Mark's Minutes: Day at the coffee cooperativa

     My Spanish instructor, Nicotu, suggested to take us to a coffee bean processing plant and the local market for a field trip.
Coffee beans are dried in the sun before processing

       On Saturday morning the three of us went on a little 20 minute walk to the local coffee processing plant owned by the Cooperativa, FEDEPMA, which stands for Federation of Mayan Coffee Planters. This cooperative is very special as it serves as a model to other operations in the area for its environmental sustainability and their own marketing efforts so that they can eliminate coffee selling middlemen who would cut into the cooperative’s profits. From there most of the beans are shipped raw to Germany and some coffee gets roasted immediately for the local market. In addition each coffee planter makes honey which is collected at the plant for resale. Last but not least, the third product is organic waste that is turned into organic fertilizer.
       Obviously, Suzy and I are not coffee experts (we don’t even drink coffee on a regular basis), but the field trip and paid tour was a great way to learn about Mayan coffee planters and to improve our Spanish. The photos and their captions may give you some idea of what goes into producing coffee. At the end of the tour we each had a fresh cup of the plant’s own coffee, which sent us coffee novices on “caffeine trip” for the rest of the day.

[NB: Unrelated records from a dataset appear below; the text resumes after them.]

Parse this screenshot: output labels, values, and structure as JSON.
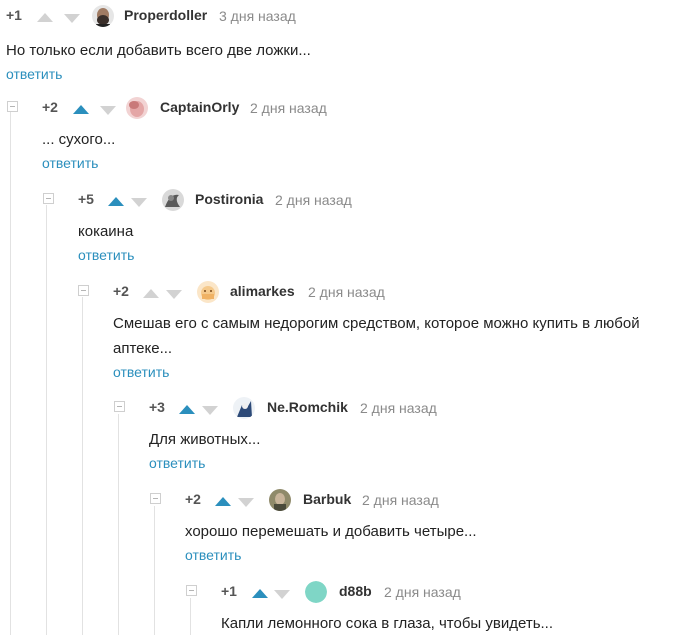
{
  "reply_label": "ответить",
  "colors": {
    "accent": "#2b8fbd",
    "vote_inactive": "#d2d2d2"
  },
  "comments": [
    {
      "rating": "+1",
      "user": "Properdoller",
      "time": "3 дня назад",
      "text": "Но только если добавить всего две ложки...",
      "avatar_icon": "bearded-man-avatar",
      "vote_up_active": false
    },
    {
      "rating": "+2",
      "user": "CaptainOrly",
      "time": "2 дня назад",
      "text": "... сухого...",
      "avatar_icon": "pink-face-avatar",
      "vote_up_active": true
    },
    {
      "rating": "+5",
      "user": "Postironia",
      "time": "2 дня назад",
      "text": "кокаина",
      "avatar_icon": "gray-figure-avatar",
      "vote_up_active": true
    },
    {
      "rating": "+2",
      "user": "alimarkes",
      "time": "2 дня назад",
      "text": "Смешав его с самым недорогим средством, которое можно купить в любой аптеке...",
      "avatar_icon": "cartoon-avatar",
      "vote_up_active": false
    },
    {
      "rating": "+3",
      "user": "Ne.Romchik",
      "time": "2 дня назад",
      "text": "Для животных...",
      "avatar_icon": "blue-figure-avatar",
      "vote_up_active": true
    },
    {
      "rating": "+2",
      "user": "Barbuk",
      "time": "2 дня назад",
      "text": "хорошо перемешать и добавить четыре...",
      "avatar_icon": "man-portrait-avatar",
      "vote_up_active": true
    },
    {
      "rating": "+1",
      "user": "d88b",
      "time": "2 дня назад",
      "text": "Капли лемонного сока в глаза, чтобы увидеть...",
      "avatar_icon": "teal-circle-avatar",
      "vote_up_active": true
    }
  ]
}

Coffee beans are separated by quality. In water, good beans sink and bad ones rise.  That's just one of three selection processes 

The beans are then shoveled to the next selection process

The cooperative's own small-scale roasting operation for the local market

Quality-testing
      From the Cooperativa we went to the local market to stock up on some food for our upcoming volcano hike on Sunday. We also bought a large Mayan style painting that we will send back rolled up to the US. I explained to our host family that it will be for gratos recuerdos (fond memories) when we are back home.